Après le rude hiver de 1956, on vit apparaître le squelette des oliviers. Jusque-là ils avaient été grecs de la belle époque; brusquement, ils s'étaient dépaysés, ils avaient voyagé dans le temps et dans l'espace jusqu'à la brutalité et la sauvagerie des totems; ils couvraient désormais les collines de diagrammes rituels. Ce que les poètes avaient fait du chevalier, de la dame du moine, du roi, du pape, de l'empereur du Moyen Âge dans les danses macabres, le gel l'avait fait avec les arbres, et surtout avec les arbres éternels, sur lesquels les saisons passaient sans marquer.

     

 

Du jour au lendemain, après des nuits de moins trente, leur sort fut réglé; après quelques semaines, ils apparurent dans leur véritable identité. Sur l'emplacement du verger donneur d'huile avec lequel on avait jusqu'ici l'habitude de vivre en bonne compagnie (c'est-à-dire en hypocrisie naturelle), apparut une atroce simplification avec laquelle désormais il n'était plus possible de ruser, et qui ne pouvait plus servir à aucun mensonge. Comme le pape enfin dépouillé de ses turpitudes, réduit à une cage d'os où seul le vent peut siffler, comme le chevalier bouilli dans le dernier combat jusqu'à n'être plus qu'osselets, comme la femme devenue simple agencement de leviers très mathématiques, les squelettes d'arbres nous contraignaient à l'enquête toujours retardée sur la réalité et sur l'aspect du monde

Brusquement, à l'époque du plus flamboyant progrès, il nous était demandé de rejoindre une plus haute pensée. Tout ce qui nous paraissait merveilleusement esprit froid, méthodique, automatique, logique, technique, il nous était commandé de le penser à nouveau avec un esprit vraiment froid, méthodique, automatique, logique, technique, dépouillé de tout le romantisme de la science moderne, repris par la magistrale précision du poète du fantastique.

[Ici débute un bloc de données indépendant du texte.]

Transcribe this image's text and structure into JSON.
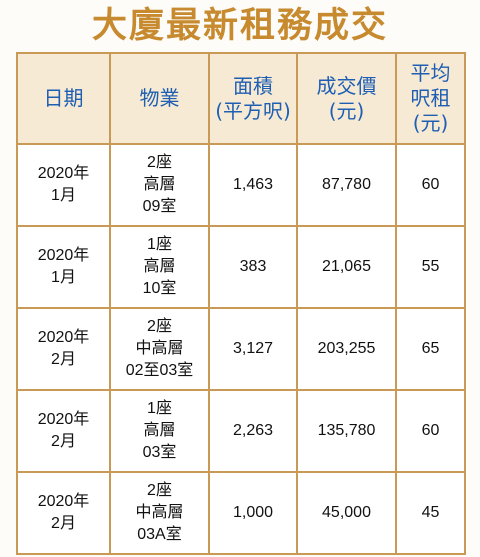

Les paysages qui, jusqu'alors, avaient été naturels devenaient magiques, et leur transformation faisait comprendre l'extraordinaire complication du naturel. Certains vallons de délices virgiliens étaient devenus les places d'armes de l'enfer. Dépouillées de tout un apparat d'espérances, les collines dressaient le théâtre d'un « après la mort » où l'on entrait tremblant de peur et de curiosité. On entendait une voix bien plus moderne que celle des temps modernes, le cliquetis des petites machines à calculer sonnait faux, c'est-à-dire composait une architecture sur l'erreur, une symphonie sur le désaccord, tout aussi équilibrée l'architecture, tout aussi spirituelle la symphonie, que celles dont le monde avait été construit jusqu'à présent, et les grandes machines à calculer commencèrent à ronronner comme des tigres, c'est-à-dire avec un manifeste instinct de conservation.
                            

  

Alors qu'au Moyen Âge la danse macabre était la fin de toute vanité, les huit cent mille squelettes des oliviers de Provence morts de gel installaient une vanité nouvelle à partir de laquelle le monde pouvait se reconstruire à reculons. Un décharnement qui laissait l'esprit nu, libre et léger, et, comme dans les anciennes danses macabres, on voyait le squelette du pape, de l'empereur, du chevalier ou de la dame esquisser un pas de polka, et même « jeter la jambe en l'air », ici c'était l'esprit qui se dévergondait, changeait de morale, faisait des découvertes dans l'espace (comme il y a une géométrie dans l'espace).

Que les anciens mythes de Pan étaient reposants à côté de cette réalité si objective, si concrète, de ce mystère si clair, de ces tombeaux qui ne laissaient plus échapper les os des jugements, mais les nudités d'une sorte de super french-cancan, plein d'humour puisqu'il préludait à des recommencements sans fin, et toujours pour des fins dérisoires. De là dans la construction de ces « corps morts » le concours de toute la géométrie plane, aussi sèche que dans l'âme de Monsieur Euclide, mais combien émouvante, car, au simple souvenir du feuillage gris, grec de la belle époque, qu'elle avait si longtemps porté, nous comprenions enfin qu'elle était la charpente de notre joie avant d'être (comme il se doit, et comme on sait) la charpente de l'univers.